To his credit, the coach has been watching local league and cup matches in preparation. But is this enough? I’ve watched lots of matches the past few weeks. That doesn’t make me prepared to coach Real Madrid. (Or does it?)
Parreira did a lackluster job with Brazil in the 2006 finals. What’s to say he’ll do better in SA? The South African association was looking for a big name and got it. But it’s a questionable strategy and hopefully, come 2010, it won’t backfire.
-- The African Player of the Year award is to be presented tomorrow. The 2006 finalists are Didier Drogba of the Ivory Coast, Michael Essien of Ghana, and Samuel Eto’o of Cameroon.
Conventional wisdom holds that Samuel Eto’o, winner of the UEFA Champions League with Barcelona and holder of the Pichichi award in Spain as the league’s highest scorer should win it.
He’s flashy, he scores a boatload of goals and he’s got amazingly quick feet. He may be the best striker in the world when healthy.
But my thinking is that the quiet midfielder of Chelsea, Essien, deserves the award.
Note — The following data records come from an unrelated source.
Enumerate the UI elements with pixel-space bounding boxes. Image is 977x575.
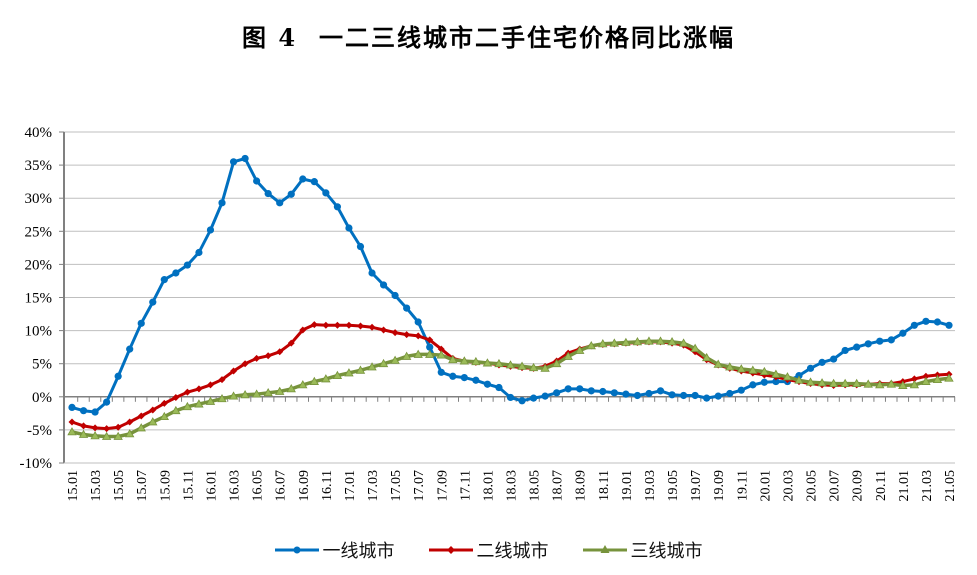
legend-label: 三线城市 bbox=[630, 541, 703, 562]
y-tick-label: 30% bbox=[25, 191, 53, 207]
chart-title: 图 4 一二三线城市二手住宅价格同比涨幅 bbox=[0, 18, 977, 53]
x-tick-label: 15.05 bbox=[112, 470, 127, 502]
x-tick-label: 17.07 bbox=[412, 470, 427, 502]
y-tick-label: 5% bbox=[32, 357, 52, 373]
x-tick-label: 16.11 bbox=[320, 470, 335, 501]
legend-item-tier2[interactable]: 二线城市 bbox=[428, 537, 549, 563]
x-tick-label: 16.01 bbox=[204, 470, 219, 502]
x-tick-label: 19.03 bbox=[643, 470, 658, 502]
y-tick-label: 10% bbox=[25, 324, 53, 340]
x-tick-label: 15.07 bbox=[135, 470, 150, 502]
figure-title-text: 一二三线城市二手住宅价格同比涨幅 bbox=[319, 23, 736, 52]
x-tick-label: 18.07 bbox=[551, 470, 566, 502]
x-tick-label: 16.09 bbox=[297, 470, 312, 502]
x-tick-label: 20.03 bbox=[781, 470, 796, 502]
x-tick-label: 17.11 bbox=[458, 470, 473, 501]
y-tick-label: 35% bbox=[25, 158, 53, 174]
y-tick-label: -5% bbox=[27, 423, 52, 439]
x-tick-label: 18.03 bbox=[505, 470, 520, 502]
x-tick-label: 16.03 bbox=[228, 470, 243, 502]
x-tick-label: 20.09 bbox=[851, 470, 866, 502]
y-tick-label: 25% bbox=[25, 224, 53, 240]
y-tick-label: 20% bbox=[25, 257, 53, 273]
x-tick-label: 20.01 bbox=[758, 470, 773, 502]
legend-item-tier1[interactable]: 一线城市 bbox=[274, 537, 395, 563]
series-lines bbox=[67, 154, 954, 440]
x-tick-label: 15.03 bbox=[89, 470, 104, 502]
legend-label: 一线城市 bbox=[322, 541, 395, 562]
x-tick-label: 19.11 bbox=[735, 470, 750, 501]
x-tick-label: 15.01 bbox=[66, 470, 81, 502]
y-axis-labels: -10% -5% 0% 5% 10% 15% 20% 25% 30% 35% 40% bbox=[20, 125, 53, 472]
circle-marker-icon bbox=[274, 546, 319, 554]
x-axis-labels: 15.01 15.03 15.05 15.07 15.09 15.11 16.01 16.03… bbox=[66, 470, 958, 502]
x-tick-label: 17.05 bbox=[389, 470, 404, 502]
x-tick-label: 17.03 bbox=[366, 470, 381, 502]
x-tick-label: 20.11 bbox=[874, 470, 889, 501]
series-1 bbox=[68, 154, 953, 416]
legend-item-tier3[interactable]: 三线城市 bbox=[582, 537, 703, 563]
figure-number: 图 4 bbox=[241, 23, 298, 52]
y-tick-label: 0% bbox=[32, 390, 52, 406]
x-tick-label: 16.05 bbox=[251, 470, 266, 502]
series-2 bbox=[68, 321, 953, 433]
series-3 bbox=[67, 336, 954, 440]
x-tick-label: 21.05 bbox=[943, 470, 958, 502]
x-tick-label: 15.11 bbox=[181, 470, 196, 501]
y-tick-label: 40% bbox=[25, 125, 53, 141]
x-tick-label: 20.07 bbox=[828, 470, 843, 502]
diamond-marker-icon bbox=[428, 546, 473, 554]
x-tick-label: 19.09 bbox=[712, 470, 727, 502]
axes bbox=[59, 131, 956, 464]
triangle-marker-icon bbox=[582, 545, 627, 553]
x-tick-label: 18.09 bbox=[574, 470, 589, 502]
x-tick-label: 16.07 bbox=[274, 470, 289, 502]
legend: 一线城市 二线城市 三线城市 bbox=[0, 537, 977, 563]
x-tick-label: 21.03 bbox=[920, 470, 935, 502]
x-tick-label: 17.01 bbox=[343, 470, 358, 502]
legend-label: 二线城市 bbox=[476, 541, 549, 562]
x-tick-label: 17.09 bbox=[435, 470, 450, 502]
x-tick-label: 19.07 bbox=[689, 470, 704, 502]
x-tick-label: 15.09 bbox=[158, 470, 173, 502]
x-tick-label: 19.01 bbox=[620, 470, 635, 502]
x-tick-label: 18.01 bbox=[481, 470, 496, 502]
x-tick-label: 21.01 bbox=[897, 470, 912, 502]
y-tick-label: 15% bbox=[25, 291, 53, 307]
x-tick-label: 18.11 bbox=[597, 470, 612, 501]
x-tick-label: 19.05 bbox=[666, 470, 681, 502]
y-tick-label: -10% bbox=[20, 456, 53, 472]
x-tick-label: 18.05 bbox=[528, 470, 543, 502]
x-tick-label: 20.05 bbox=[805, 470, 820, 502]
He’s consistently demonstrated his wealth to the club with his brilliant playmaking, his pace, his field intelligence and his purposeful dedication, playing every game for the Blues.
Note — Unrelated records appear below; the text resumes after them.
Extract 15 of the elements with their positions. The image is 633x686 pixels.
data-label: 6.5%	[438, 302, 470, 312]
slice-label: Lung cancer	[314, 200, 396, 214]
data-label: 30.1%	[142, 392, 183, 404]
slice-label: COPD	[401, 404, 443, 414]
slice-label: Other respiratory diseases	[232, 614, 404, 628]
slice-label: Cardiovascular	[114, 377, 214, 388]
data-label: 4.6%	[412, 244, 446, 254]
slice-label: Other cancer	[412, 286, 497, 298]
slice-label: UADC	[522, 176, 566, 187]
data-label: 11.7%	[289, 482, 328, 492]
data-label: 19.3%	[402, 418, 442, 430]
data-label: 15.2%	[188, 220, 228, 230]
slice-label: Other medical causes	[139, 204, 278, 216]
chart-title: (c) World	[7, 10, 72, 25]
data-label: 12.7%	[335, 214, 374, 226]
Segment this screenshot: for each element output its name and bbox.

In the words of the Special One, Chelsea manager Jose Mourinho: ‘"Essien is a great player. He can play every position in midfield. Where he is perfect [is] in choices. In football, the most difficult thing is to choose well, and in every situation he chooses well. He presses, stays in position, passes long, passes short, first touch, two touches. He controls the pace of the game, fast or slow. He is midfield-multifunctional, he is dynamic and strong. The boy has incredible physical power, he is super resistant with great speed and unending tactical abilities."
That sounds like a Player of the Year to me.
Don’t get me wrong. Didier Drogba has dazzled this season with his scoring prowess and flourishing maturity. He’s really put his package together and is quickly becoming one of the best strikers in the world. But my thinking is all-world striker Andriy Shevchenko’s presence has a lot to do with that. Shevchenko may be disappointing this campaign, but defenders respect the world-class Ukrainian’s ability and career stat sheet.
For my money, Essien is the man. Let the debate begin.